Its in the hands of the beef farmers so get together and buy some shares you will need an abattoir . F Fresh showed it could be done and a handful of farmers got together in a golf club in Mid Wales 20 years ago and got it off the ground.I was in that meeting. I have said before we collectively sit on billions of pounds worth of assets are we getting a return on that?? Not interested in saying it cant be done because it can for sure
 

Forfar 1

Member
Just thought earlier everything goes in cycle.
Will they get enough beef from all these natives or will there be lots of cows going back on the hills? Good times ahead?
 

Bob the beef

Member
Livestock Farmer
Location
Scot Borders
A Cook Abroad-part3 John Torode in Argentina-available on iplayer for further 19 days,well worth a watch
iirc in the program he visited big feed lots feeding loads of maize and he then went to traditional grass fed Angus farms and the conclusion was that the traditional beef was far better eating. Their avg carcass weight was around 280/300 kg .
 
This has only cropped up because there’s plenty off cattle about, they have managed to keep the price down with their Brexit intervention beef and cattle (mainly cow meat) killed due to drought and previous bad winter so they have decided that they will steal more free beef by dropping the weight.
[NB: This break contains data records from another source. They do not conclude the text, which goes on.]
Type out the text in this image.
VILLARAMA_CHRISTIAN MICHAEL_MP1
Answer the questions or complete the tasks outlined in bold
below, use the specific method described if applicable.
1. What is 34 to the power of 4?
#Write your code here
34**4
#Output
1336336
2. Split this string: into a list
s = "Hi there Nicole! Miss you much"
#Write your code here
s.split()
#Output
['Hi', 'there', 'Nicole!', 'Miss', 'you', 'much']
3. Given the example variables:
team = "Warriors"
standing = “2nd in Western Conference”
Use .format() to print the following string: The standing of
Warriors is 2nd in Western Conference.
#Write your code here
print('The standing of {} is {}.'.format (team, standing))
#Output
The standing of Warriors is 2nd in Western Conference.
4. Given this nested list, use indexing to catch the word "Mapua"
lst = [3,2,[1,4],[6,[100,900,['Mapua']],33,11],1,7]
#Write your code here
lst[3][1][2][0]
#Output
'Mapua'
Nothing else comes into it. They are doing it because they can.
 

Bill the Bass

Member
Livestock Farmer
Location
Cumbria
I’m sure I have read that Jerseys or Holsteins often win the blind taste tests for beef, and I have also read Richard Fuller over the years raving about how good corn feed beef is.

The only reason Americans and others use native British cattle is because they can calve them at massive scale on extensive systems and then cram them in to inhumane feedlots thanks to anti-biotic growth promoters to make up for lack of natural genetic potential to grow. It’s sod all to do with taste and everything to do with unethical and inhuman production efficiency.

The best steak I have eaten was from a Charolais in a restaurant in Lyon, the second best was a restaurant in San Malo in France, the third best was probably cooked at home from Cranston’s. None of these were native. I do often buy an aged Angus or Hereford steak and I am often disappointed.